Jakarta, infopertama.com – Masyarakat Nusa Tenggara Timur (NTT) yang merasa drugikan dengan aturan baru Gubernur NTT yang memberlakukan pelaksanaan jam sekolah di NTT mulai pukul 05.00 WITA segera ajukan uji meteri ke Mahkamah Agung (MA) agar aturan baru tersebut tak berlaku.

“Aturan baru tersebut bertentangan dengan UU Nomor 20 Tahun 2003 tentang Sistem Pendidikan Nasional di mana dalam UU ini tegaskan tujuan pendidikan nasional untuk memerdekakan manusia Indonesia. Lha, pemberlakukan aturan jam sekolah mulai pukul 05.00 jelas merugikan anak-anak sekolah, guru dan orang tua. Karena merugikan maka tujuan pendidikan tidak untuk memerdekakan,” kata praktisi hukum asal Manggarai, NTT Dr.Siprianus Edi Hardum, S.IP, S.H.,M.H. kepada wartawan Rabu (29/2/2023).

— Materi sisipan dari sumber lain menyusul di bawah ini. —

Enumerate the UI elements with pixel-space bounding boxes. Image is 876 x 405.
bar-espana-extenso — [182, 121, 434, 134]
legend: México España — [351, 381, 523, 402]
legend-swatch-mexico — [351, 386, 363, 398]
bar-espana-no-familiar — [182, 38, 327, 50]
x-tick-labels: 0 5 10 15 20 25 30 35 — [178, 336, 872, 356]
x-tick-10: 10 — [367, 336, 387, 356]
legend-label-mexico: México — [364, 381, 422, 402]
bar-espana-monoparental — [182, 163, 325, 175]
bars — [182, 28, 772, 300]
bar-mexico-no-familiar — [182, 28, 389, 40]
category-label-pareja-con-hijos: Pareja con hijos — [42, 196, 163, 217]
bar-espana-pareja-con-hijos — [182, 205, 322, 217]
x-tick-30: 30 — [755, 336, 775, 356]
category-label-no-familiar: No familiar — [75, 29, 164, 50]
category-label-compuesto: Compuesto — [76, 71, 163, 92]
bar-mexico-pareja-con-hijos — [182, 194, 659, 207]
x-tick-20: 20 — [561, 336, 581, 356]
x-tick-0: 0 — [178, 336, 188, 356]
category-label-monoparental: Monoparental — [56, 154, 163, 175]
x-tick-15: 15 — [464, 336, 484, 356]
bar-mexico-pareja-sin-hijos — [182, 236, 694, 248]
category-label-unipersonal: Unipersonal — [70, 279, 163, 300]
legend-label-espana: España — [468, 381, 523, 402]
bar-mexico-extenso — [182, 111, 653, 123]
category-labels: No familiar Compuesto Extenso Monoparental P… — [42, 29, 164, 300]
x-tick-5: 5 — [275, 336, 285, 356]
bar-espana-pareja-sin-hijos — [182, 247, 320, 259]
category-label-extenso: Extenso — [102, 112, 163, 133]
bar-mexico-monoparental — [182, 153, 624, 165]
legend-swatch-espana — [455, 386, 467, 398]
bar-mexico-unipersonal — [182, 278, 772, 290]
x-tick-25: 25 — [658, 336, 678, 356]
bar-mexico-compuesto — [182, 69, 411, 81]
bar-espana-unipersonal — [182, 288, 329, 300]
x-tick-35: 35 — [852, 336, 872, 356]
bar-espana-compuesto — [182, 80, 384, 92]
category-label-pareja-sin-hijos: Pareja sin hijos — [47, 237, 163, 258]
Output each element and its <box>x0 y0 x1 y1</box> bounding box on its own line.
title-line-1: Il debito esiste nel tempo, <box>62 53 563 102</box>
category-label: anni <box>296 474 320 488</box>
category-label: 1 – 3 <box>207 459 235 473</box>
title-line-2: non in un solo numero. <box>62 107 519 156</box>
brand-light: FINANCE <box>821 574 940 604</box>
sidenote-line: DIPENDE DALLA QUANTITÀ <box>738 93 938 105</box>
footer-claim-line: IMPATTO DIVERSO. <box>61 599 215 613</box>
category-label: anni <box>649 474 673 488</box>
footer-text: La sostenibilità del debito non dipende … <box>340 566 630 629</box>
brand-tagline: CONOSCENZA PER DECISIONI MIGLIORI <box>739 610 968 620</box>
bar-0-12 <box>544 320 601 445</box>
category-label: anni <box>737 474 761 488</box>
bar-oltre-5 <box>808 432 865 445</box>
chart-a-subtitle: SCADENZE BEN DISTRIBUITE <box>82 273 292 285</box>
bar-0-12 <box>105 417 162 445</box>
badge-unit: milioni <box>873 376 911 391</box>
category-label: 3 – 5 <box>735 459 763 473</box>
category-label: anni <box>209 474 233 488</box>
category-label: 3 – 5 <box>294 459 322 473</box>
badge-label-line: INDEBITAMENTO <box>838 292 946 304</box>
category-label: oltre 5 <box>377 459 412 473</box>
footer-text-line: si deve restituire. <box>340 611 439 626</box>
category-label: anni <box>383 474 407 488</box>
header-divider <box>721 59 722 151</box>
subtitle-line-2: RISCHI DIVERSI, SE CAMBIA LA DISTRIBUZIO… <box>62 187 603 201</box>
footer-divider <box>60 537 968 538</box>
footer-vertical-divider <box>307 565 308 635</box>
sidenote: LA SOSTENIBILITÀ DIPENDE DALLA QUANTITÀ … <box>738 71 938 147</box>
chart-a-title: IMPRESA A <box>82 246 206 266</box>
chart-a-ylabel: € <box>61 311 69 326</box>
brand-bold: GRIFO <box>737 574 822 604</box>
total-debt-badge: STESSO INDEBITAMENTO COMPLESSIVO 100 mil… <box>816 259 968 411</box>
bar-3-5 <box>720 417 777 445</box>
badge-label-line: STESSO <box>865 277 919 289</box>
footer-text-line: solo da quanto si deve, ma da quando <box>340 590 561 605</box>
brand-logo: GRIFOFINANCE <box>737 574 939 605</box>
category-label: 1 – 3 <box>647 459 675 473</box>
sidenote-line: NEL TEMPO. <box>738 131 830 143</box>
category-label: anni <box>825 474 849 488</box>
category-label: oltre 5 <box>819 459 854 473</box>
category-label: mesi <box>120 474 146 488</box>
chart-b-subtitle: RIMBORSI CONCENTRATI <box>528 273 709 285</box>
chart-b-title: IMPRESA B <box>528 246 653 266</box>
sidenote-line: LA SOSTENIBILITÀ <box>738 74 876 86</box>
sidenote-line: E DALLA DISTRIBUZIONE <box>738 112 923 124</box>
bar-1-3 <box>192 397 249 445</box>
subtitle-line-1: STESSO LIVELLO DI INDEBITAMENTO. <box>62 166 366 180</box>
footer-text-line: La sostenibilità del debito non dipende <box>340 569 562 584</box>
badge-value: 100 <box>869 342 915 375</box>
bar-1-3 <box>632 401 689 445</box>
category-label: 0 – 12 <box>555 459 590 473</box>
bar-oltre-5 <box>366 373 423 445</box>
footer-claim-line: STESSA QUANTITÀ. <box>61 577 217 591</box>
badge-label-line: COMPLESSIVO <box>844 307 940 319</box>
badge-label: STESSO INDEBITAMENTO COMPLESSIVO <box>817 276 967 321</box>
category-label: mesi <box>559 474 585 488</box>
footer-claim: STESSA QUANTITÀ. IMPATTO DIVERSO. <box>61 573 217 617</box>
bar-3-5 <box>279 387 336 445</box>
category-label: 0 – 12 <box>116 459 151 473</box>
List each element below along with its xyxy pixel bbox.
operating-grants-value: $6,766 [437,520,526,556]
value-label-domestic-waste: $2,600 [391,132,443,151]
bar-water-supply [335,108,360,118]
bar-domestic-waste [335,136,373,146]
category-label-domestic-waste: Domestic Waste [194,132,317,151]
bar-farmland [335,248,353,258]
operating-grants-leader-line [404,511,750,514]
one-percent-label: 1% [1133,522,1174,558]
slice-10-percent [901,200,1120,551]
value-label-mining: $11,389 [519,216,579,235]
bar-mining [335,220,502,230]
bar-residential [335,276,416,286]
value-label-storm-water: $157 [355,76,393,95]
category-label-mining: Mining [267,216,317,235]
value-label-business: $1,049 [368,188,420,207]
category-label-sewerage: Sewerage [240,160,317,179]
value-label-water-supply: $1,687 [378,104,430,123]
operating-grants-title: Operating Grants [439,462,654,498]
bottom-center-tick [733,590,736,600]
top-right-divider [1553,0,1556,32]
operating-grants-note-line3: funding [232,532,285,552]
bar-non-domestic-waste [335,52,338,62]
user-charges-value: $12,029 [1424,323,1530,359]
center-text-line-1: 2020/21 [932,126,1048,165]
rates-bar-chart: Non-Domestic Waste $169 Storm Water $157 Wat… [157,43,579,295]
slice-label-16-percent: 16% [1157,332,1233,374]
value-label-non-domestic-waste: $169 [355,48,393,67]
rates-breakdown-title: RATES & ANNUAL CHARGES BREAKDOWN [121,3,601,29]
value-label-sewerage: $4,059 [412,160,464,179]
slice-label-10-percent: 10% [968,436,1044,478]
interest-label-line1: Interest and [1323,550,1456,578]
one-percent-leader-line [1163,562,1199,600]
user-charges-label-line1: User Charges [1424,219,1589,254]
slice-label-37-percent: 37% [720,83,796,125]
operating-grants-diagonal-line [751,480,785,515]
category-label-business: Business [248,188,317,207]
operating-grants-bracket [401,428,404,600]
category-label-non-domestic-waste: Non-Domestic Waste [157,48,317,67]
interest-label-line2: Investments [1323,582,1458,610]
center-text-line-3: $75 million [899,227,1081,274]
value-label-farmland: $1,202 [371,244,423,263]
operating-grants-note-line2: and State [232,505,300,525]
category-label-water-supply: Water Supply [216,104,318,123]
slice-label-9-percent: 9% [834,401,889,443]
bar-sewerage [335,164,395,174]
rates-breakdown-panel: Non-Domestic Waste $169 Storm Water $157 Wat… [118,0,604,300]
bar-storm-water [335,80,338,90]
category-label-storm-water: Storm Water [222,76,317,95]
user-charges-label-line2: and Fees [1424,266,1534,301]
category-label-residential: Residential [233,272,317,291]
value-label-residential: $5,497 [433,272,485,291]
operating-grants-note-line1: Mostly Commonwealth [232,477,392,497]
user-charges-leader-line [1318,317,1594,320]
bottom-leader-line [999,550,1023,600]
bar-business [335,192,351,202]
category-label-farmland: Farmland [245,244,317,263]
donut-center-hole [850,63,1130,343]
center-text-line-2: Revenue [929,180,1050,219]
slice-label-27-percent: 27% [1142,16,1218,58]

Edi menegaskan, salah satu tugas MA adalah menguji materi peraturan di bawah undang-undang yang bertentangan dengan undang-undang. Sedangkan MK, kata dia, salah satu tugasnya menguji materi undang-undang yang bertentangan dengan UUD 1945 (Konstitusi).

Menurut Edi, aturan dari Gubernur NTT yang dinilai merugikan masyarakat tidak mungkin dibatalkan oleh Gubernur NTT sendiri karena melihat watak Gubernur NTT yang susah menerima pendapat banyak pihak.

“Yang bisa membatalkan hanya melalui hasil uji materi oleh MA,” kata Ketua Himpunan Advokat untuk Keadilan (HAK) Jakarta ini.

Baca juga:

ILUNI Universitas Indonesia NTT Desak Gubernur Viktor Batalkan Kebijakan Jam Masuk Sekolah

Edi menegaskan, dalam UU Nomor 20 Tahun 2003 tentang Sistem Pendidikan Nasional Pasal 8 misalnya mengatur soal peran serta masyarakat dalam mengawasi jalannya pendidikan.